21                        Finally, Ghidorzi contends that the trial court erred by denying him attorney fees under the terms of the parties’ lease agreement.  He asserts that he is entitled to attorney fees incurred at trial court and in this appeal under paragraph nineteen of the lease, which provides in part:

19.  INDEMNITY

Tenant shall indemnify and hold harmless Landlord against and from any and all claims arising from Tenant’s use of the Premises or from the conduct of its business or from any activity, work, or other things done, permitted or suffered by the Tenant in or about the Premises, and shall further indemnify and hold harmless Landlord against and from any and all claims arising from any breach or default in the performance of any obligation on Tenant’s part to be performed under the terms of this Lease, or arising from any act of negligence of the Tenant, or any officer, agent, employee, guest, or invitee of Tenant, and from all costs, attorney’s fees, and liabilities incurred in or about the defense of any such claim or any action or proceeding brought thereon and in any case any action or proceeding be brought against Landlord by reason of such claim, Tenant upon notice from Landlord shall defend the same.

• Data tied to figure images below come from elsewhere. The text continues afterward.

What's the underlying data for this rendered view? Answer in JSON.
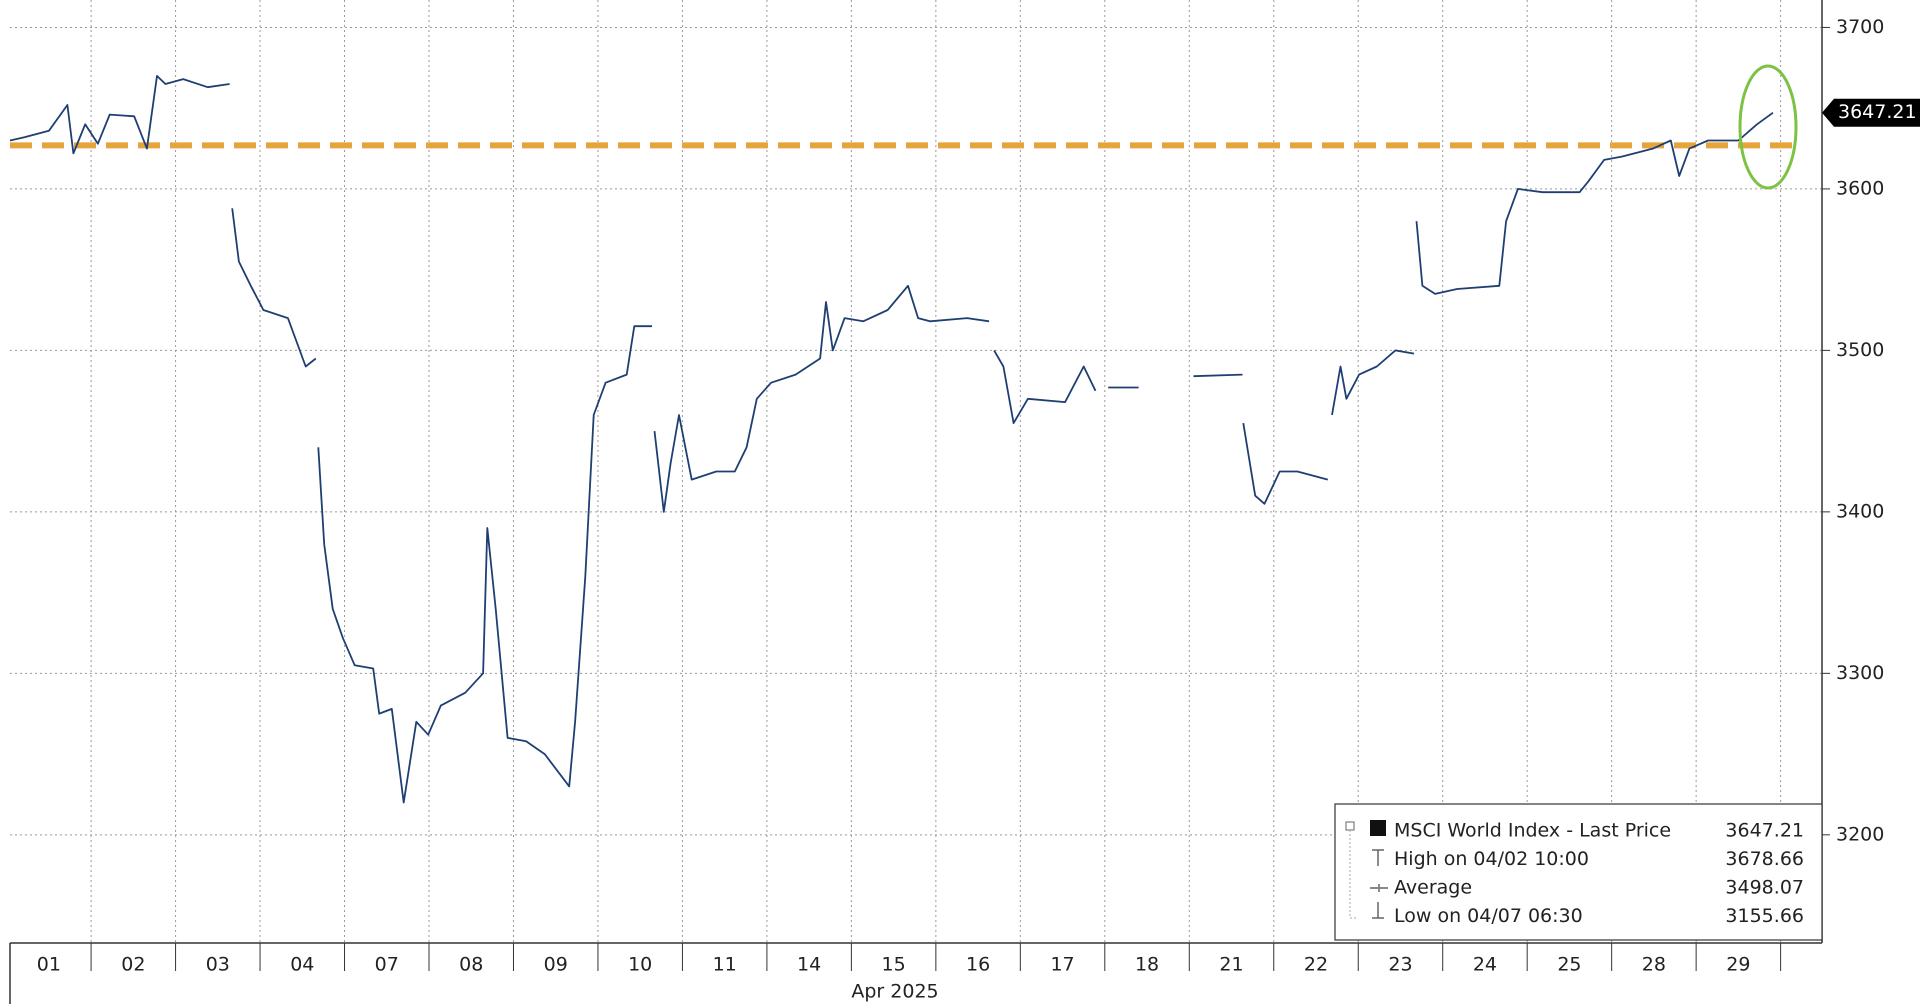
{
  "chart_data": {
    "type": "line",
    "x_label": "Apr 2025",
    "xlim": [
      -0.46,
      20.99
    ],
    "xticks": [
      {
        "value": 0,
        "label": "01"
      },
      {
        "value": 1,
        "label": "02"
      },
      {
        "value": 2,
        "label": "03"
      },
      {
        "value": 3,
        "label": "04"
      },
      {
        "value": 4,
        "label": "07"
      },
      {
        "value": 5,
        "label": "08"
      },
      {
        "value": 6,
        "label": "09"
      },
      {
        "value": 7,
        "label": "10"
      },
      {
        "value": 8,
        "label": "11"
      },
      {
        "value": 9,
        "label": "14"
      },
      {
        "value": 10,
        "label": "15"
      },
      {
        "value": 11,
        "label": "16"
      },
      {
        "value": 12,
        "label": "17"
      },
      {
        "value": 13,
        "label": "18"
      },
      {
        "value": 14,
        "label": "21"
      },
      {
        "value": 15,
        "label": "22"
      },
      {
        "value": 16,
        "label": "23"
      },
      {
        "value": 17,
        "label": "24"
      },
      {
        "value": 18,
        "label": "25"
      },
      {
        "value": 19,
        "label": "28"
      },
      {
        "value": 20,
        "label": "29"
      }
    ],
    "ylim": [
      3133,
      3717
    ],
    "yticks": [
      3200,
      3300,
      3400,
      3500,
      3600,
      3700
    ],
    "grid": true,
    "x": [
      -0.46,
      -0.29,
      0,
      0.22,
      0.29,
      0.43,
      0.58,
      0.72,
      1.01,
      1.16,
      1.28,
      1.38,
      1.59,
      1.88,
      2.14,
      null,
      2.17,
      2.25,
      2.39,
      2.54,
      2.83,
      3.04,
      3.16,
      null,
      3.19,
      3.26,
      3.36,
      3.48,
      3.62,
      3.84,
      3.91,
      4.06,
      4.2,
      4.35,
      4.49,
      4.64,
      4.93,
      5.14,
      5.19,
      5.29,
      5.43,
      5.65,
      5.87,
      6.16,
      6.23,
      6.35,
      6.45,
      6.59,
      6.84,
      6.93,
      7.14,
      null,
      7.17,
      7.28,
      7.36,
      7.46,
      7.61,
      7.9,
      8.12,
      8.26,
      8.38,
      8.55,
      8.84,
      9.13,
      9.2,
      9.28,
      9.42,
      9.64,
      9.93,
      10.17,
      10.29,
      10.43,
      10.87,
      11.13,
      null,
      11.19,
      11.3,
      11.42,
      11.59,
      12.03,
      12.25,
      12.39,
      null,
      12.54,
      12.9,
      null,
      13.55,
      14.13,
      null,
      14.14,
      14.28,
      14.39,
      14.57,
      14.78,
      15.14,
      null,
      15.19,
      15.29,
      15.36,
      15.51,
      15.72,
      15.94,
      16.16,
      null,
      16.19,
      16.26,
      16.41,
      16.67,
      17.17,
      17.25,
      17.39,
      17.68,
      18.12,
      18.23,
      18.41,
      18.62,
      18.99,
      19.2,
      19.3,
      19.42,
      19.64,
      20.0,
      20.22,
      20.41
    ],
    "series": [
      {
        "name": "MSCI World Index - Last Price",
        "color": "#1f3f73",
        "values": [
          3630,
          3632,
          3636,
          3652,
          3622,
          3640,
          3628,
          3646,
          3645,
          3625,
          3670,
          3665,
          3668,
          3663,
          3665,
          null,
          3588,
          3555,
          3540,
          3525,
          3520,
          3490,
          3495,
          null,
          3440,
          3380,
          3340,
          3322,
          3305,
          3303,
          3275,
          3278,
          3220,
          3270,
          3262,
          3280,
          3288,
          3300,
          3390,
          3340,
          3260,
          3258,
          3250,
          3230,
          3270,
          3360,
          3460,
          3480,
          3485,
          3515,
          3515,
          null,
          3450,
          3400,
          3430,
          3460,
          3420,
          3425,
          3425,
          3440,
          3470,
          3480,
          3485,
          3495,
          3530,
          3500,
          3520,
          3518,
          3525,
          3540,
          3520,
          3518,
          3520,
          3518,
          null,
          3500,
          3490,
          3455,
          3470,
          3468,
          3490,
          3475,
          null,
          3477,
          3477,
          null,
          3484,
          3485,
          null,
          3455,
          3410,
          3405,
          3425,
          3425,
          3420,
          null,
          3460,
          3490,
          3470,
          3485,
          3490,
          3500,
          3498,
          null,
          3580,
          3540,
          3535,
          3538,
          3540,
          3580,
          3600,
          3598,
          3598,
          3605,
          3618,
          3620,
          3625,
          3630,
          3608,
          3625,
          3630,
          3630,
          3640,
          3647.21
        ]
      }
    ],
    "reference_line": {
      "value": 3627,
      "color": "#e6a53c"
    },
    "last_price": 3647.21,
    "legend": [
      {
        "name": "MSCI World Index - Last Price",
        "value": 3647.21
      },
      {
        "name": "High on 04/02 10:00",
        "value": 3678.66
      },
      {
        "name": "Average",
        "value": 3498.07
      },
      {
        "name": "Low on 04/07 06:30",
        "value": 3155.66
      }
    ]
  }
}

Ghidorzi asserts that he is entitled to attorney fees because his action against Pergande “ar[ose] from [Pergande’s] breach or default in the performance” of the lease.

22                        Pergande counters that paragraph twenty-one, entitled “DEFAULT BY TENANT,” and not paragraph nineteen, applies.  Pergande contends that a default by tenant describes this case, not indemnification, which applies to third-party claims, as indicated by the phrase in paragraph nineteen, “liabilities incurred in or about the defense of any such claim.”  Pergande notes that paragraph twenty-one provides for recovery of attorney fees “incurred by Landlord in obtaining possession of said Leased Premises,” and not attorney fees in other types of proceedings against a defaulting tenant.  Finally, Pergande argues that the contract is at least ambiguous as to whether Ghidorzi may recover attorney fees here, and we must therefore construe it against him as the contract’s drafter, citing Hunzinger Const. Co. v. Granite Resources Corp., 196 Wis. 2d 327, 339, 538 N.W.2d 804 (Ct. App. 1995). 

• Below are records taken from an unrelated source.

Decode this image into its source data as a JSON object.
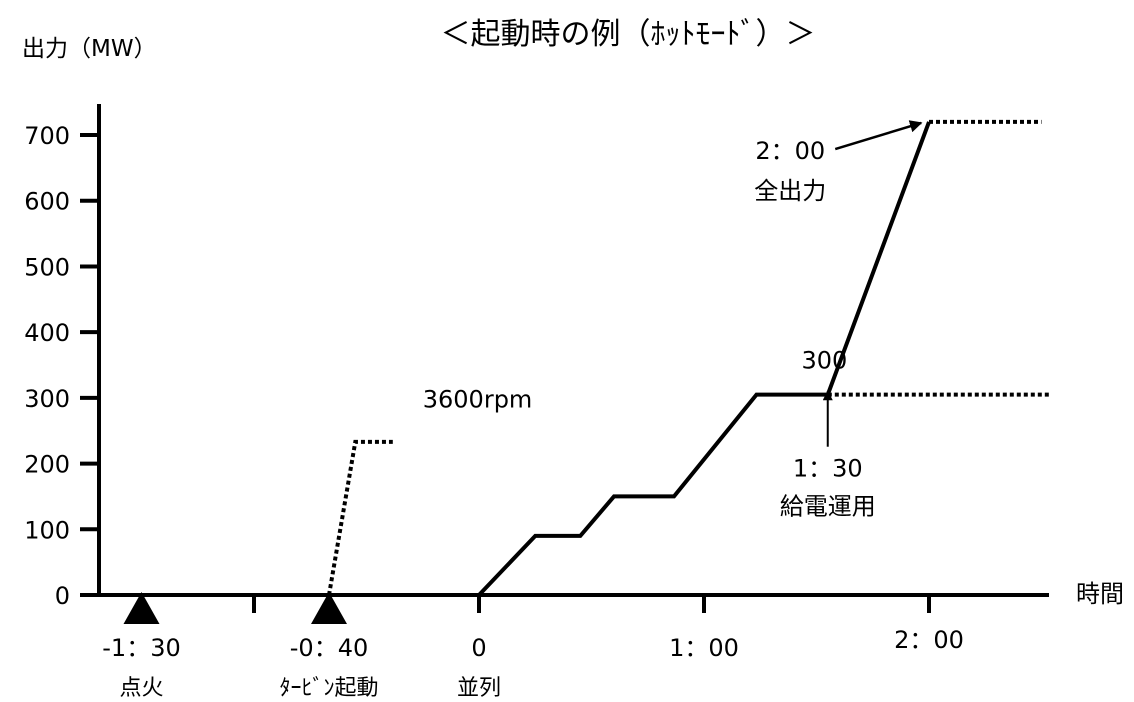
{
  "chart_data": {
    "type": "line",
    "title": "＜起動時の例（ﾎｯﾄﾓｰﾄﾞ）＞",
    "ylabel": "出力（MW）",
    "xlabel": "時間",
    "ylim": [
      0,
      700
    ],
    "y_ticks": [
      "0",
      "100",
      "200",
      "300",
      "400",
      "500",
      "600",
      "700"
    ],
    "x_ticks": [
      {
        "t": -90,
        "label": "-1：30",
        "caption": "点火",
        "marker": "triangle"
      },
      {
        "t": -60,
        "label": "",
        "caption": "",
        "marker": "none"
      },
      {
        "t": -40,
        "label": "-0：40",
        "caption": "ﾀｰﾋﾞﾝ起動",
        "marker": "triangle"
      },
      {
        "t": 0,
        "label": "0",
        "caption": "並列",
        "marker": "none"
      },
      {
        "t": 60,
        "label": "1：00",
        "caption": "",
        "marker": "none"
      },
      {
        "t": 120,
        "label": "2：00",
        "caption": "",
        "marker": "none"
      }
    ],
    "series": [
      {
        "style": "solid",
        "x": [
          0,
          15,
          27,
          36,
          52,
          74,
          93,
          120
        ],
        "y": [
          0,
          90,
          90,
          150,
          150,
          305,
          305,
          720
        ]
      },
      {
        "style": "dotted",
        "x": [
          -40,
          -33,
          -23
        ],
        "y": [
          0,
          233,
          233
        ]
      },
      {
        "style": "dotted",
        "x": [
          93,
          152
        ],
        "y": [
          305,
          305
        ]
      },
      {
        "style": "dotted",
        "x": [
          120,
          150
        ],
        "y": [
          720,
          720
        ]
      }
    ],
    "annotations": [
      {
        "text": "3600rpm",
        "x": -23,
        "y": 285
      },
      {
        "text": "300",
        "x": 78,
        "y": 345
      },
      {
        "text": "1：30",
        "caption": "給電運用",
        "x": 93,
        "y": 180,
        "arrow_to_x": 93,
        "arrow_to_y": 310
      },
      {
        "text": "2：00",
        "caption": "全出力",
        "x": 87,
        "y": 700,
        "arrow_to_x": 119,
        "arrow_to_y": 723
      }
    ]
  }
}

23                        We agree that the contract is ambiguous as to whether Ghidorzi may recover attorney fees.  Further, Ghidorzi’s interpretation of the agreement is contrary to the American Rule that parties are responsible for their own attorney fees.  To contract out of this well-established rule, an agreement’s relevant terms must be unambiguous.  Hunzinger, 196 Wis. 2d at 340.  Because these terms are ambiguous, we construe the relevant provisions against Ghidorzi and deny his request for attorney fees.[4] 

            By the Court.—Judgment affirmed.

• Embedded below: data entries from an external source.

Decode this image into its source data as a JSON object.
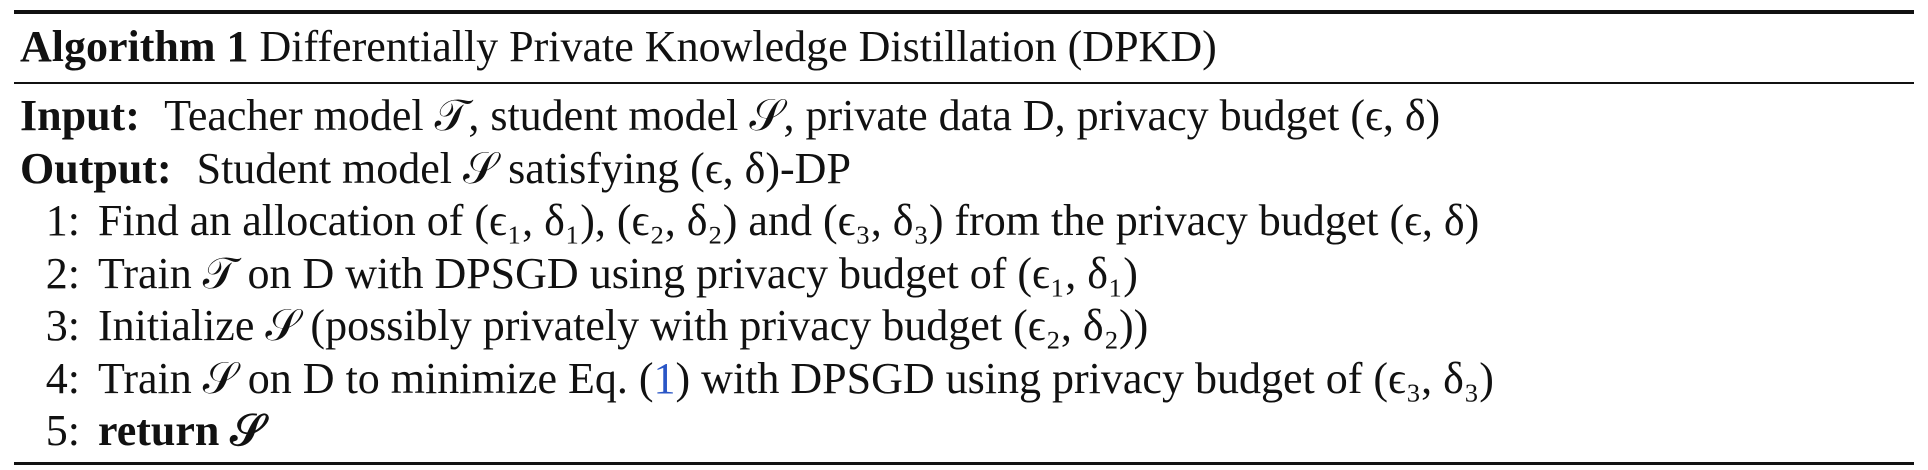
{
  "algorithm": {
    "number_label": "Algorithm 1",
    "title": "Differentially Private Knowledge Distillation (DPKD)",
    "input_label": "Input:",
    "input_text": "Teacher model 𝒯, student model 𝒮, private data D, privacy budget (ϵ, δ)",
    "output_label": "Output:",
    "output_text": "Student model 𝒮 satisfying (ϵ, δ)-DP",
    "steps": [
      {
        "num": "1:",
        "text": "Find an allocation of (ϵ₁, δ₁), (ϵ₂, δ₂) and (ϵ₃, δ₃) from the privacy budget (ϵ, δ)"
      },
      {
        "num": "2:",
        "text": "Train 𝒯 on D with DPSGD using privacy budget of (ϵ₁, δ₁)"
      },
      {
        "num": "3:",
        "text": "Initialize 𝒮 (possibly privately with privacy budget (ϵ₂, δ₂))"
      },
      {
        "num": "4:",
        "text_before_ref": "Train 𝒮 on D to minimize Eq. (",
        "ref": "1",
        "text_after_ref": ") with DPSGD using privacy budget of (ϵ₃, δ₃)"
      },
      {
        "num": "5:",
        "keyword": "return",
        "text": "𝒮"
      }
    ]
  },
  "colors": {
    "text": "#111111",
    "rule": "#111111",
    "reference_link": "#2a56c6"
  }
}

            Not  recommended for publication in the official reports. 

 

 


 



[1]  Ghidorzi contends that retention of a check for an unreasonable period of time without more is not a sufficient basis for an accord and satisfaction agreement, and that additional evidence is necessary to prove the existence of such an agreement.  We consider this argument at length in ¶¶16–20.  

[2]  We venture no opinion as to the outcome of a case in which the check or a document mailed with the check contained terms prescribing a manner and time of acceptance other than or in addition to those pertaining to the cashing of the check.  

[3]  Corbin offers two policy reasons for adopting this bright-line rule:  “By holding that the creditor’s conduct is operative as an acceptance … a court obtains a shortcut to complete justice, protecting the debtor against injury and preventing unnecessary litigation.”  Corbin on Contracts, § 70.2(3), at 325. 

[4]  We observe that even if the contract permitted recovery of attorney fees here, Ghidorzi would not be entitled to them because his claim did not “aris[e] from a breach or default” by Pergande.  By February 2003, the date this action was brought, Pergande was no longer in default because Ghidorzi had accepted Pergande’s offer of settlement by retaining his check for over a year.